I first saw this revival of The Music Man late last spring, and while I did enjoy it, I think time has done a great deal for this show, and I'm happy to report that it's better now than it's ever been. I'm not sure the show will run too much longer, and perhaps that's wise, but it's been enjoyable to see how this show has grown during its time on Broadway.
It was very easy to draw me back to the Neil Simon Theatre this time. I loved Robert Sean Leonard's performance in The Invention of Love this past spring, a performance that rightfully won him a Tony Award, so how could I pass up an opportunity to see him in one of the musical theatre's greatest male roles? I couldn't, I didn't, and I'm glad.
Unlike Craig Bierko's eerie channeling of Robert Preston or Eric McCormack's hopeless and distracting mugging (he was cartoonish while the rest of the cast was picturesque), Leonard created a character completely and entirely his own. You have never seen this interpretation of Hill before anywhere. Leonard adds so many layers and textures to the role, that it seems like an entirely different character than has ever been seen before. I can only judge Preston's performance by the film version (not a particular favorite of mine, admittedly), but Leonard succeeds in places even Preston did not. His laid-back attitude seems to naturally extend into his musical numbers, and his rock-solid intensity, combined with his boyish charm and subdued enthusiasm make his Hill one of the best acted roles in a musical I have ever seen.
Bierko and McCormack were unable to make the final events in the story fall into place, while Leonard lets them fall into place. It's a small but important distinction, one of many that sets Leonard's Hill apart. Leonard's singing and dancing are perfectly fine for the role, easily better than Preston's, if not as smoothly polished or smarmy as Bierko's. (The less said about McCormack, the better.) Again, though, because he always has a firm grip on the character, whatever he does onstage, you are forced to accept and believe.
Rebecca Luker has done well in this show from the beginning, but appeared noticeably (and, I think, distractingly) older than both Bierko and McCormack. Leonard, who looks younger than either of the others, apparently provided the impetus for a new wig for Luker that finally gives her the youthful appearance she has always needed in this show. Her glorious singing voice still has a strength that seems to betray her character's stated age, but that's forgivable; Marian and Harold are now a believable couple within the constraints of the story.
The supporting cast is fine. I don't like Kenneth Kimmins as Mayor Shinn as much as Paul Benedict, too labored. But Joel Blum is still strong as Marcellus, Hill's sort-of partner in crime, Katherine McGrath remains almost perfect as Mrs.
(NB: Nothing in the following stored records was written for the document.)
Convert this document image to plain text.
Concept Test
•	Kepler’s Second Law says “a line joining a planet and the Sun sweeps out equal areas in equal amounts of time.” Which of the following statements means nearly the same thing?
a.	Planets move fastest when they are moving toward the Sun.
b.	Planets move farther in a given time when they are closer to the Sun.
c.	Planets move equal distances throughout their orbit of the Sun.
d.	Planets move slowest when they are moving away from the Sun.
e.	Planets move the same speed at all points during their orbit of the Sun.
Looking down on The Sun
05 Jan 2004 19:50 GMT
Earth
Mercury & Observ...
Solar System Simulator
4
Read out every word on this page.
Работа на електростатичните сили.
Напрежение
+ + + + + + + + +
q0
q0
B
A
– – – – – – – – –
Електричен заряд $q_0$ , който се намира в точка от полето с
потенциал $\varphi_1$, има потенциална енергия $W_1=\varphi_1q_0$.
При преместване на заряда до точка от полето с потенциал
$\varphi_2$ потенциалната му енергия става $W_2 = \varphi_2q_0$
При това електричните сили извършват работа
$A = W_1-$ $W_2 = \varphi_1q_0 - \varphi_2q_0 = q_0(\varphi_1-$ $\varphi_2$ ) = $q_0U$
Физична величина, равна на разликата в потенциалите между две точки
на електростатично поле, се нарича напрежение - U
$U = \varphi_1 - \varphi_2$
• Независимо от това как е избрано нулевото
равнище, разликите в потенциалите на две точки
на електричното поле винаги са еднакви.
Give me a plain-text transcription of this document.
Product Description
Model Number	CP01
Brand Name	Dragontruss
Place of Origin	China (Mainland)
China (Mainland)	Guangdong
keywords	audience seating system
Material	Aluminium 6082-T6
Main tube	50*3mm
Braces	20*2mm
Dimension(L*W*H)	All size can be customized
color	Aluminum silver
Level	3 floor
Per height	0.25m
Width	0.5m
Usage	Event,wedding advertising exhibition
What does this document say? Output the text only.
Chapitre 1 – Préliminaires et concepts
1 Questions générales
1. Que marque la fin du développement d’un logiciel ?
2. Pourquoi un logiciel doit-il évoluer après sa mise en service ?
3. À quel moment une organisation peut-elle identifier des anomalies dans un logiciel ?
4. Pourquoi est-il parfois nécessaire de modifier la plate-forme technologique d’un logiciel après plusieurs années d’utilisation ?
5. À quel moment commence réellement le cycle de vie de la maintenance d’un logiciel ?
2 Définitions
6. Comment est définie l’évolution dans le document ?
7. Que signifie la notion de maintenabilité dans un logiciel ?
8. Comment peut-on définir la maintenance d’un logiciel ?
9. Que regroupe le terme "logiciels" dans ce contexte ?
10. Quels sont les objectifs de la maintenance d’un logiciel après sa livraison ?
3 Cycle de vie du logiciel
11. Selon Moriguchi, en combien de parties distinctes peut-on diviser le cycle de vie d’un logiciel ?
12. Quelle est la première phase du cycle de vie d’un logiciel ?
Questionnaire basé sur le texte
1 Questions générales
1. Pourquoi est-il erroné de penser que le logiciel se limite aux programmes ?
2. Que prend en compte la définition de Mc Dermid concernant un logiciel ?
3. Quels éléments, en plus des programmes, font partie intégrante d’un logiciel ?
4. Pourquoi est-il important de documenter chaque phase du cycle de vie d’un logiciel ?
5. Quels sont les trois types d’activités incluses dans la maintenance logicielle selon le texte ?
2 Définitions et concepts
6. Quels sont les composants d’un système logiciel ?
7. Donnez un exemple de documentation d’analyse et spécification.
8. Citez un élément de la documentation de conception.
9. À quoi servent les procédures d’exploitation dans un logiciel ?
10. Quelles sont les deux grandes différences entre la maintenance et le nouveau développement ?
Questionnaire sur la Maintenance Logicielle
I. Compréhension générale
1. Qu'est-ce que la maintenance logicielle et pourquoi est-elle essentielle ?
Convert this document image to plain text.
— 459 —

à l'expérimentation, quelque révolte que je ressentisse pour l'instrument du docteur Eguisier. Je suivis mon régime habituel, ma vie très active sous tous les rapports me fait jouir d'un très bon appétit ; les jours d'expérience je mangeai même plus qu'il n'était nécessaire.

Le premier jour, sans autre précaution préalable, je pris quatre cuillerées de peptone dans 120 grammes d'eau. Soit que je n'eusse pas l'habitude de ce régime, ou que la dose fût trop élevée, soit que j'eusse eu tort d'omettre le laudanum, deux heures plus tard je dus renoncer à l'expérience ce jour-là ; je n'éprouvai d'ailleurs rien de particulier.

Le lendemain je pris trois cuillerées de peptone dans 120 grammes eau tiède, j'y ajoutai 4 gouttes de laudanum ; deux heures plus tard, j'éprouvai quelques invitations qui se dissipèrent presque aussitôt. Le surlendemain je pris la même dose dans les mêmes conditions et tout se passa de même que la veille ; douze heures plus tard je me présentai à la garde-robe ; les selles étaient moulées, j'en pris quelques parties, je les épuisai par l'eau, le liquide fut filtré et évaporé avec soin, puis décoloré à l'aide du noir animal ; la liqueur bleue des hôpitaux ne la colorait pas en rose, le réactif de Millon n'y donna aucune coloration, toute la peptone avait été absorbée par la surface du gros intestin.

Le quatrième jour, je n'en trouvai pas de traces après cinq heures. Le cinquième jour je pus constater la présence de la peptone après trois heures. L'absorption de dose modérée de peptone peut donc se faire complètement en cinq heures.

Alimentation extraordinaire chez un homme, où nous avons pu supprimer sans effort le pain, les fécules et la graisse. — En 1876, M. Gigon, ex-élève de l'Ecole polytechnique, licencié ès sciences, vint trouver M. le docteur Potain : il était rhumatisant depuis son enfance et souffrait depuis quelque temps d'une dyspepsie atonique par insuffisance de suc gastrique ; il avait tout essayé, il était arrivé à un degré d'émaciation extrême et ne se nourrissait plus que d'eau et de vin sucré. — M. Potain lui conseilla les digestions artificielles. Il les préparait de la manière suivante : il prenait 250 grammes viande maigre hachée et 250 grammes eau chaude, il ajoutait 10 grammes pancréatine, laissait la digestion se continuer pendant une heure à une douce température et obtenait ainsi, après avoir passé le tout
Paroo (and finally she looks like she actually could be Marian's mother!), and Cameron Adams is far better as the Mayor's daughter, Zaneeta, than Kate Levering ever was. There were two understudies at this performance: Mark Moreau as the troublemaking Tommy Djilas (I saw him last time, too--I can't say anything about the billed actor in the role, except that Moreau is a vast improvement over Clyde Alves, who originated the role in the revival), and Ruth Gotschall's understudy, Leslie Hendrix, was on as the Mayor's wife. She was good, but nothing special.
Granted, some problems still remain with the show--the dance numbers don't always work completely and the changes to the book (mostly to make it more like the movie) hurt some of the second act, but the strengths of this production still outweigh its weaknesses. If you've been looking for a real reason to see this show for the first time, or to return for another visit, you've found it in Robert Sean Leonard. Luckily, the rest of River City won't leave you seeing trouble.